The Features grid displays the statistics of the selected table for the experiment.The supported statistics are Distinct Values, Minimum, Maximum, Mean, and Standard Deviation. The supported data sources for Features are tables, views and analytic views. The target column that you selected in Predict is highlighted here. After an experiment run is completed, the Features grid displays an additional column Importance. Feature Importance indicates the overall level of sensitivity of prediction to a particular feature. Hover your cursor over the graph to view the value of Importance. The value is always depicted in the range 0 to 1, with values closer to 1 being more important.

5.3.1 Create Notebooks from AutoML UI Models

You can create notebooks using OML4Py code that will recreate the selected model using the same settings. It also illustrates how to score data using the model. This option is helpful if you want to use the code to re-create a similar machine learning model.

To create a notebook from an AutoML UI model:
  1. Select the model on the Leader Board based on which you want to create your notebook, and click Create Notebook. The Create Notebook dialog opens.

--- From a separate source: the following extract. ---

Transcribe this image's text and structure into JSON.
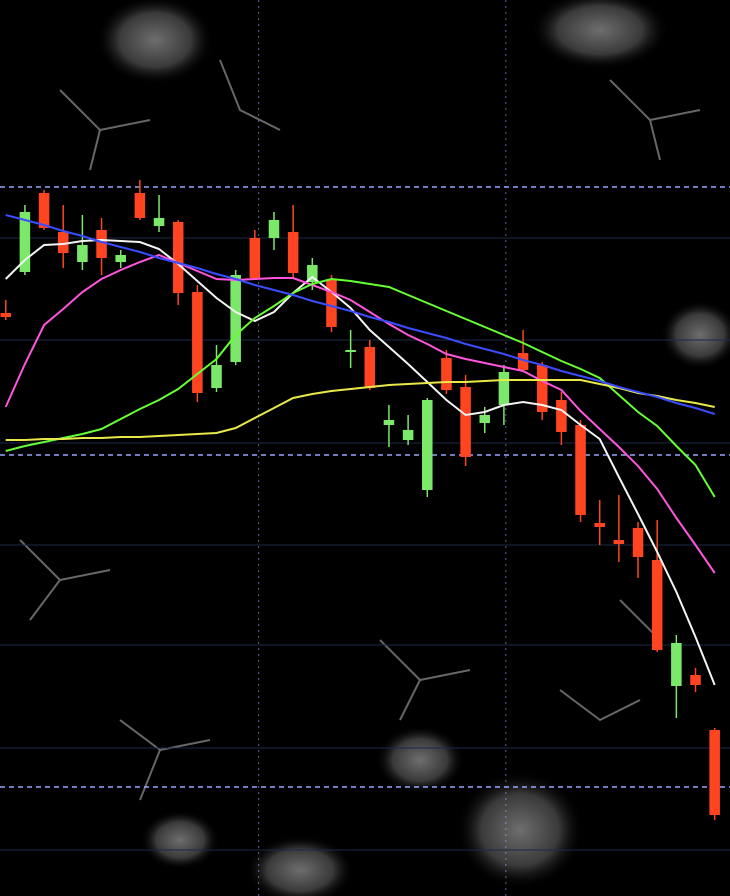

    Figure 5-12 Create Notebook dialog



  2. In the Notebook Name field, enter a name for your notebook.
    The REST API endpoint derives the experiment metadata, and determines the following settings as applicable:
    • Data Source of the experiment (schema.table)
    • Case ID. If the Case ID for the experiment is not available, then the appropriate message is displayed.
    • A unique model name based on the current model name is generated
    • Information related to scoring paragraph:
      • Case ID: If available, then it merges the Case ID column into the scoring output table
      • Generate unique predict output table name based on build data source and unique suffix
      • Prediction column name: PREDICTION
      • Prediction probability column name: PROBABILITY (applicable only for Classification)
  3. Click OK. The generated notebook is listed in the Notebook page. Click to open the notebook
    The generated notebook displays paragraph titles for each paragraph along with the python codes. Once you run the notebook, it displays information related to the notebook as well as the AutoML experiment such as the experiment name, workspace and project in which the notebook is present, the user, data, prediction type and prediction target, algorithm, and the time stamp when the notebook is generated.